I tossed him an as-ready-as-I'll-ever-be look and shrugged. "Should I be worried?"
Stinger frowned. He didn't really know how to answer that. Well, I guess he
did
, but it was pretty clear that the answer wasn't going to be anything other than the truth, and he didn't want to scare me off.
Because these guys knew only one way to have a woman. Rough. Hard and fast. They took their pleasure and they gave it too, but it was a primal passion that scared me much more than I was willing to admit.
"Listen," he said, "you need love. I get it. I guess everybody does, on one level or another. But you also need something I can't give you. When I ride out tomorrow I'll be through with you, and if our paths happen to cross again it won't be the love-at-first-sight romance bullshit you're thinking of.
I shrugged again and looked away. He was right. Of all the encounters I'd imagined myself having by way of 'research', the wham-bam-thank-you-ma'am sort was the least on my bucket list. I needed a man to want to stick around, and I
certainly
didn't want to worry about him fooling around on me.
Stinger nodded, and I saw that there was at least a touch of compassion in his otherwise worldly gaze. "Go on in there and write me someone to fuck, okay? Because it can't be you. To tell you the truth, I'd probably break you anyway."
I didn't argue. Stinger was giving me an out, and I'd be a fool not to take it. The freedom of the open road was an infectious thing, but what these clubs didn't bother to remind you was that the women stayed home. They cooked and cleaned, just like women everywhere did, and enjoyed very little of the raucous, badass lifestyle that appealed to so many.
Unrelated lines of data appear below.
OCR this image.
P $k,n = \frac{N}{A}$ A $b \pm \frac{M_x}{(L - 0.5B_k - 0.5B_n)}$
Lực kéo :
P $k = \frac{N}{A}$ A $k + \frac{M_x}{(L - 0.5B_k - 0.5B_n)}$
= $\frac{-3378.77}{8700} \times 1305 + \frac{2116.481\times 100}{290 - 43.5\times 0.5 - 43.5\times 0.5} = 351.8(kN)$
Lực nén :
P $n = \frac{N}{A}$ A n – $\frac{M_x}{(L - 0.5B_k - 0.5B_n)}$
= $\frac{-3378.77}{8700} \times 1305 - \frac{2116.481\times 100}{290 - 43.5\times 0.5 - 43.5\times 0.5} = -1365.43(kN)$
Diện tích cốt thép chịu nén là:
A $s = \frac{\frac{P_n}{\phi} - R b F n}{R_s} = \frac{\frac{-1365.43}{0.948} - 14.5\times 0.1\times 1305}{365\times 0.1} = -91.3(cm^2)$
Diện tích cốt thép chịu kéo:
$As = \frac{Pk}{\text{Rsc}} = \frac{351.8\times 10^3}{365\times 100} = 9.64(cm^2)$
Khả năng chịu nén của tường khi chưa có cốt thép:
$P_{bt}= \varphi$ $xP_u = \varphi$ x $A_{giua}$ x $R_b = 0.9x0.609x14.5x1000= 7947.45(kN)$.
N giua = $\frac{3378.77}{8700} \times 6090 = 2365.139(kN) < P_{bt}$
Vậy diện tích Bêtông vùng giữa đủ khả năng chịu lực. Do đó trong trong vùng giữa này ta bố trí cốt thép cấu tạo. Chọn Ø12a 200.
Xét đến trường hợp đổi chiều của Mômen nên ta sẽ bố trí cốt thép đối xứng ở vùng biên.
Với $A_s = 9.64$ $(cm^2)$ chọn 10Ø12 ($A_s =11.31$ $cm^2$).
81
"There's a room around the side," he told me. "We use it to give the guys on probation a place to look at porn and call the people who owe us money. Use it. Get in there and write your way out of this, or I'm going to have to find you and share you with the guys inside the clubhouse."
"Really?"
He nodded. "Like I said, that's the way these things go. You wanted gritty and real, not me. Some girls live for the sort of thing that could happen next, but I can already tell you're not one of them."